Added in version 1.1.0.

Parameters:

df_seq (pd.DataFrame, shape (n_samples, n_seq_info)) – DataFrame containing an entry column with unique protein identifiers and a sequence column with full protein sequences. The target coordinate frame; the residue-identity guard checks each annotated position against sequence.
df_annot (pd.DataFrame) – Canonical per-residue annotation schema (from fetch_uniprot() or ingest()).
features (list of str) – Registry keys to encode, in the order they should occupy the D axis.
on_mismatch ({'raise', 'drop', 'warn'}, default='raise') – Behavior when df_seq[sequence][pos-1] != df_annot.aa for a row carrying a non-empty aa (an off-by-isoform / coordinate-frame error). 'raise' aborts; 'drop' silently skips the row; 'warn' warns and skips.
return_df (bool, default=False) – If True, also return the per-row status DataFrame as a second element (dict_num, df_seq_out). If False (default), return only dict_num.

Returns:

dict_num (dict[str, np.ndarray]) – {entry: (L_entry, D) ndarray} where D == len(features) and L_entry == len(sequence). Stack with other per-residue tensors via aaanalysis.combine_dict_nums().
df_seq_out (pd.DataFrame) – Returned only when return_df=True.
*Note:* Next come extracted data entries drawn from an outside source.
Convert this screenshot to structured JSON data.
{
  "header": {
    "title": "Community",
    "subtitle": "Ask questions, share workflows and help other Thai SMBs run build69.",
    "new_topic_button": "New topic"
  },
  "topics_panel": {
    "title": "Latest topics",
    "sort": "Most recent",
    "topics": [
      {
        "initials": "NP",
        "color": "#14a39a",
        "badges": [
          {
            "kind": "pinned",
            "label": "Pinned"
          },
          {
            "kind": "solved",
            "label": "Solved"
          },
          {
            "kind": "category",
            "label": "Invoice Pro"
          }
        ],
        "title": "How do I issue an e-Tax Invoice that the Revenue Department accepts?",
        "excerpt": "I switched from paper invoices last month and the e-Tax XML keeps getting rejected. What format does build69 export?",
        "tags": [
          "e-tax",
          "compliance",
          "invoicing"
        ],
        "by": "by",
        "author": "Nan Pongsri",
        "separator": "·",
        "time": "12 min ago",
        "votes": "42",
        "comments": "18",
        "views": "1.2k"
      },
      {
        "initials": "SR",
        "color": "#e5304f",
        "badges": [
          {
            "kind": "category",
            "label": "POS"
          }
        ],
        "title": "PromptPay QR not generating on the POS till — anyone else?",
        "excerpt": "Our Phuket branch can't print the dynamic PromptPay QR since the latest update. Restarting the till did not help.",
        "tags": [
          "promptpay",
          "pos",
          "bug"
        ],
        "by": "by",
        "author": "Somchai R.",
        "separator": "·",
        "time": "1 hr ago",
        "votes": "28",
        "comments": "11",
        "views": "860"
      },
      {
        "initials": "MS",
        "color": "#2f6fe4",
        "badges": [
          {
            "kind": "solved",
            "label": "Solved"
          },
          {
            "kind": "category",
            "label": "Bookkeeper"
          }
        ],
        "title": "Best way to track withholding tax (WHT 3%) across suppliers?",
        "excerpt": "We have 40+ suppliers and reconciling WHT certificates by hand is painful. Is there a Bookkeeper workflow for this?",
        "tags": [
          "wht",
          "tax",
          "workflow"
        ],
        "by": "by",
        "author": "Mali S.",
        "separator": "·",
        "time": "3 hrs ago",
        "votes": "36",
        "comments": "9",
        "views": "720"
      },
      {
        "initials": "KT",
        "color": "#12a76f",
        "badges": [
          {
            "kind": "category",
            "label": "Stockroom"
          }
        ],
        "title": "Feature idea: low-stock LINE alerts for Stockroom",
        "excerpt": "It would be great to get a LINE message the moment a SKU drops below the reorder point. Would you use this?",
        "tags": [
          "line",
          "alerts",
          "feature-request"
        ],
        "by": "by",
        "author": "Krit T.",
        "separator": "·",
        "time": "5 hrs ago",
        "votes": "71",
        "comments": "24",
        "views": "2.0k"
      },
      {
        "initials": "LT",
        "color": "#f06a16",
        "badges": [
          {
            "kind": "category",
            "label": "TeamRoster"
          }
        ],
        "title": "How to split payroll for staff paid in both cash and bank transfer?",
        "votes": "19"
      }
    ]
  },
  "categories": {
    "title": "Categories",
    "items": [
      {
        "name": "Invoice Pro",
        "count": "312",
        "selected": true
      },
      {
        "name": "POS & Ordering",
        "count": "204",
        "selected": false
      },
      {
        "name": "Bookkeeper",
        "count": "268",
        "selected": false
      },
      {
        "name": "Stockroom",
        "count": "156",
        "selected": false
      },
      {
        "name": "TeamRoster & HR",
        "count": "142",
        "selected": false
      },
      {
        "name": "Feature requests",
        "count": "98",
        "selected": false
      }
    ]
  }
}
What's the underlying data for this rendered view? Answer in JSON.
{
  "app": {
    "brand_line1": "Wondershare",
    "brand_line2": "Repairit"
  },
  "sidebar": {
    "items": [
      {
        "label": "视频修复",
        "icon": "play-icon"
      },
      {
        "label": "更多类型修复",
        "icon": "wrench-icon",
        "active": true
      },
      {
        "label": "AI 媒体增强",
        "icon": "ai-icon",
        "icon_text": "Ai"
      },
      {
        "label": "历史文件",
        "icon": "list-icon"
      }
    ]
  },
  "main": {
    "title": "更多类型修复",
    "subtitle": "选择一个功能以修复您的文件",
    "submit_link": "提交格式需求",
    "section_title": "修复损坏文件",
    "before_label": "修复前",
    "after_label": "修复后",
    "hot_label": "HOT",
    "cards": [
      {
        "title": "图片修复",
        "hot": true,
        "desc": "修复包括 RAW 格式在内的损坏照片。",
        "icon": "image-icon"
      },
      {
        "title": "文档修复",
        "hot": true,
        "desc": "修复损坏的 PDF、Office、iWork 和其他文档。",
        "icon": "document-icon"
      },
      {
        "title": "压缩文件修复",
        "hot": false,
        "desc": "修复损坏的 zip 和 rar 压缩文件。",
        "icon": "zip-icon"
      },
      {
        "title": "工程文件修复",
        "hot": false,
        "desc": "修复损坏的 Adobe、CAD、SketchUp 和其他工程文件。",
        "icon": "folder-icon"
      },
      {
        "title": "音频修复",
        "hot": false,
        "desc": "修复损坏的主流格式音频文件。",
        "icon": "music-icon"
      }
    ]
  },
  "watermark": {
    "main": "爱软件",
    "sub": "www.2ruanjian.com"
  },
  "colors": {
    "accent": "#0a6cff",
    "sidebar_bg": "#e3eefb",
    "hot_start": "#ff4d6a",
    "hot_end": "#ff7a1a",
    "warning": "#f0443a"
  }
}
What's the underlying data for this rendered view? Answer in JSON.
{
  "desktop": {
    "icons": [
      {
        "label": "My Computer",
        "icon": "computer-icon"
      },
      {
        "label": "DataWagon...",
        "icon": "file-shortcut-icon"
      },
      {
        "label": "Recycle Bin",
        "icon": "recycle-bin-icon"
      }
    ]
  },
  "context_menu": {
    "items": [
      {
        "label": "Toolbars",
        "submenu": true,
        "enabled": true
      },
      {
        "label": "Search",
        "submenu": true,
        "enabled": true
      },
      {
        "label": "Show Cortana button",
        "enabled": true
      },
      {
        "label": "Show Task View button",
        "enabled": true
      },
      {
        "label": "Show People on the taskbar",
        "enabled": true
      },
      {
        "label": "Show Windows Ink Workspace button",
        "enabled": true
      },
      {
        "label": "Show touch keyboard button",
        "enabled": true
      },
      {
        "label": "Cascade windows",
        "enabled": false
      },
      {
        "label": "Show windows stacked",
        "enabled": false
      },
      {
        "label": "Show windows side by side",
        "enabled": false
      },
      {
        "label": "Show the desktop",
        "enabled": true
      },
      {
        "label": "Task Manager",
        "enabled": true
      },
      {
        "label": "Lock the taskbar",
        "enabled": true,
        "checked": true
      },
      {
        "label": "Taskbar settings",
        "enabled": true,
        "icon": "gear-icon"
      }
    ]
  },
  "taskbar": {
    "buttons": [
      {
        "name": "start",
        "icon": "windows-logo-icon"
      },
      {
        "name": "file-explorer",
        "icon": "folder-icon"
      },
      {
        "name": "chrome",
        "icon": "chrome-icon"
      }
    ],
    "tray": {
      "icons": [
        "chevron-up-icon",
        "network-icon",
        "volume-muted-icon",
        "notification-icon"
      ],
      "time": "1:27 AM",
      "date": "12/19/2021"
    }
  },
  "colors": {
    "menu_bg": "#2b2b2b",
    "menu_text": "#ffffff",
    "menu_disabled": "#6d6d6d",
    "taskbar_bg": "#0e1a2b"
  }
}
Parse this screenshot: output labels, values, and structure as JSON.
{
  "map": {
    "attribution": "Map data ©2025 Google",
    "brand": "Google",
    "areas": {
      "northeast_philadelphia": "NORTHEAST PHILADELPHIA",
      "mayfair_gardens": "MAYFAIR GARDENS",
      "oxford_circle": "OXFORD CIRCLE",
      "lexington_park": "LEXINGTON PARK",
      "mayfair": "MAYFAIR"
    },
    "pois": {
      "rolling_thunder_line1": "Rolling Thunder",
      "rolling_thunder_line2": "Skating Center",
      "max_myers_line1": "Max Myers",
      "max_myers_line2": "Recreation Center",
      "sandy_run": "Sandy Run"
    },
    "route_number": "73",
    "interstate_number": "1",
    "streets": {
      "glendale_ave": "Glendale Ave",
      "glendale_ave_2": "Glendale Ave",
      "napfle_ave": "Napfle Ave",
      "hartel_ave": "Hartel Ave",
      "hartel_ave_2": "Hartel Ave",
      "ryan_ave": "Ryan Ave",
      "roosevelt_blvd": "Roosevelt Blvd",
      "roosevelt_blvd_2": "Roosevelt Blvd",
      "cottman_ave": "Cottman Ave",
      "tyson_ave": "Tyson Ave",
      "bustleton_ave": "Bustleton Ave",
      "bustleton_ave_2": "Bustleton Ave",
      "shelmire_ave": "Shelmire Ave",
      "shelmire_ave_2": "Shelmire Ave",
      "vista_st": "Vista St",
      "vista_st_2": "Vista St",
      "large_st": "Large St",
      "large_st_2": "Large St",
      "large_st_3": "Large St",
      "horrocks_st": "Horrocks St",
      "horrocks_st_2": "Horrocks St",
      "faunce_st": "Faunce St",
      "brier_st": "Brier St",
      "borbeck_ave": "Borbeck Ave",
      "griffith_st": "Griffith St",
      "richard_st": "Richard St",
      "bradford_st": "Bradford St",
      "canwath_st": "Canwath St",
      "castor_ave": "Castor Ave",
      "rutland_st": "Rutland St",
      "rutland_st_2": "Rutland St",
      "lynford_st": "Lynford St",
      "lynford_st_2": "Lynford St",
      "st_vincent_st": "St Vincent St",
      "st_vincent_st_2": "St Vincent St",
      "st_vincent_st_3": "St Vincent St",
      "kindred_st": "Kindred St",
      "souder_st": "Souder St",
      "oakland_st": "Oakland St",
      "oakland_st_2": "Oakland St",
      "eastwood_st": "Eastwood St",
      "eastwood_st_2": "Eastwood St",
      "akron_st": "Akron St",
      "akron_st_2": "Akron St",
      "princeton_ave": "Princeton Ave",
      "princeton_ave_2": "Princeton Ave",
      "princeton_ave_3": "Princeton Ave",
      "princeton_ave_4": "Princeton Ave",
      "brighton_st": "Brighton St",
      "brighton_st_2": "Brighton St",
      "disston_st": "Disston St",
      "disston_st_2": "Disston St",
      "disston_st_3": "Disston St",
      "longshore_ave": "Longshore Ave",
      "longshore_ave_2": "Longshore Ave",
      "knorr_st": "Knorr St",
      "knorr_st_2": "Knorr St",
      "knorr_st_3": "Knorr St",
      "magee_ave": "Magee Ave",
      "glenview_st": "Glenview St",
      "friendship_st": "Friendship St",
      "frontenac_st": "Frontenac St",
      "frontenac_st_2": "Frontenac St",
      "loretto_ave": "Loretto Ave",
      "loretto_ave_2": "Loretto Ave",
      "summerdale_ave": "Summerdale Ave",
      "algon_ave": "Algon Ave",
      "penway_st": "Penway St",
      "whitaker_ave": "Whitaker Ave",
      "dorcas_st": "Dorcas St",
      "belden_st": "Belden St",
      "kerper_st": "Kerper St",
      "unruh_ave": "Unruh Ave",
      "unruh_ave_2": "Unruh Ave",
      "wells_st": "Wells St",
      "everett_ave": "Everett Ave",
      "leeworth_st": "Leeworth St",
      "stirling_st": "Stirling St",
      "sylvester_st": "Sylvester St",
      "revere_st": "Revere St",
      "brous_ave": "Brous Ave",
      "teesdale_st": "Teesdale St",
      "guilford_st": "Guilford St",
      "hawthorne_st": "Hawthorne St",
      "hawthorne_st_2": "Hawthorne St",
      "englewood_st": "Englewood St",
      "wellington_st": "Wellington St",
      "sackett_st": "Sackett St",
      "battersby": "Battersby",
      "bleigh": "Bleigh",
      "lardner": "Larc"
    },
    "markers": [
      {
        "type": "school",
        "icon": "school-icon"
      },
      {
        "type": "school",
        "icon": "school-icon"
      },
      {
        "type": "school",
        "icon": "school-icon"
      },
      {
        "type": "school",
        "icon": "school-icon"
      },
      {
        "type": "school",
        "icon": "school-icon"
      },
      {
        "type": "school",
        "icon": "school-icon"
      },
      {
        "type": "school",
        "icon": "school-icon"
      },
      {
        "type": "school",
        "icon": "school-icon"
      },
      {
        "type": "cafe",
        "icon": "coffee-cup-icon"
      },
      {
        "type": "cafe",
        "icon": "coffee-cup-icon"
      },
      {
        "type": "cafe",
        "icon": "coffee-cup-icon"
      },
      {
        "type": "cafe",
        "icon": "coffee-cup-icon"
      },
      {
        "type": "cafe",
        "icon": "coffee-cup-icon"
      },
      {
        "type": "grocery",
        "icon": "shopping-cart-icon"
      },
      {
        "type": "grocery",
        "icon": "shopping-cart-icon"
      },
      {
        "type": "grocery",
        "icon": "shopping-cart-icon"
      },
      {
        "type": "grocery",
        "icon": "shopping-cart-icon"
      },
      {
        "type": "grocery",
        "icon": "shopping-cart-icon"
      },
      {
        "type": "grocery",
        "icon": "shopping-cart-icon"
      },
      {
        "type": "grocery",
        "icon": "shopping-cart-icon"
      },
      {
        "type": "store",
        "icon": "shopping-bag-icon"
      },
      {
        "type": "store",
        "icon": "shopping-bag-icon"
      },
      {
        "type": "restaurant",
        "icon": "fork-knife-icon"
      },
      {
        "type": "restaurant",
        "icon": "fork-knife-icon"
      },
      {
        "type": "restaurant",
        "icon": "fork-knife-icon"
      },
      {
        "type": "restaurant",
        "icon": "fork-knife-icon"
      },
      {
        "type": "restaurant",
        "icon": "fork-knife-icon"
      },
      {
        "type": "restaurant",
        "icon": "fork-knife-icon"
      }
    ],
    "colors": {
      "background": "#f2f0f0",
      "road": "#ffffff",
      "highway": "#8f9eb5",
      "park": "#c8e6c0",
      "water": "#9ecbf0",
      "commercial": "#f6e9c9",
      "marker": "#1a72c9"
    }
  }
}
Echo of df_seq plus a boolean encode_ok column — False for entries that had at least one position skipped due to a residue-identity mismatch under on_mismatch='drop' / 'warn' (always True under 'raise', which aborts instead).

Raises:

ValueError – On invalid arguments, missing schema columns, or (default) a residue-identity mismatch.

Examples

encode maps each annotation in df_annot onto the target df_seq[sequence] and returns a [0, 1]-normalized per-residue dict_num ({entry: (L, D)}) for CPP.run_num — one dimension per feature_type. The expected residue identity (aa) is checked at every position (on_mismatch='raise' by default, the off-by-isoform guard); annotated residues carry their score, in-coverage non-annotated residues are 0.0.

import warnings
import numpy as np
import pandas as pd
import aaanalysis as aa
import aaanalysis.utils as ut
aa.options['verbose'] = False
warnings.filterwarnings('ignore')

annp = aa.AnnotationPreprocessor(verbose=False)
df_seq = pd.DataFrame({'entry': ['AF_TINY'],
                       'sequence': ['ACDEFGHIKLMNPQRSTVWYACDEFGHIKL']})
# A small user/predictor table -> Functional sites (open vocabulary).
df_user = pd.DataFrame({ut.COL_PROTEIN_ID: ['AF_TINY', 'AF_TINY'],
                        ut.COL_START: [3, 16],
                        ut.COL_FEATURE_TYPE: ['hotspot', 'hotspot'],
                        ut.COL_SCORE: [0.92, 0.40]})
df_annot = annp.ingest(df_user)

dict_num = annp.encode(df_seq=df_seq, df_annot=df_annot,
                     features=['hotspot'])
arr = dict_num['AF_TINY']
print('shape (L, D):', arr.shape)
print('annotated positions (1-based):',
      list(np.where(arr[:, 0] > 0)[0] + 1))

shape (L, D): (30, 1)
annotated positions (1-based): [np.int64(3), np.int64(16)]

# Further parameters: ``on_mismatch`` sets the off-by-isoform policy
# ('raise' | 'drop' | 'warn'), and ``return_df=True`` additionally returns a
# tidy long-form table of the mapped annotations.
dict_num, df_encoded = annp.encode(
    df_seq=df_seq, df_annot=df_annot, features=['hotspot'],
    on_mismatch='warn', return_df=True)
aa.display_df(df_encoded, n_rows=10, show_shape=True)

DataFrame shape: (1, 3)

	entry	sequence	encode_ok
1	AF_TINY	ACDEFGHIKLMNPQRSTVWYACDEFGHIKL	True

Stack the result with structure / embedding dict_nums via aa.combine_dict_nums, slice with NumericalFeature.get_parts, then run CPP.run_num.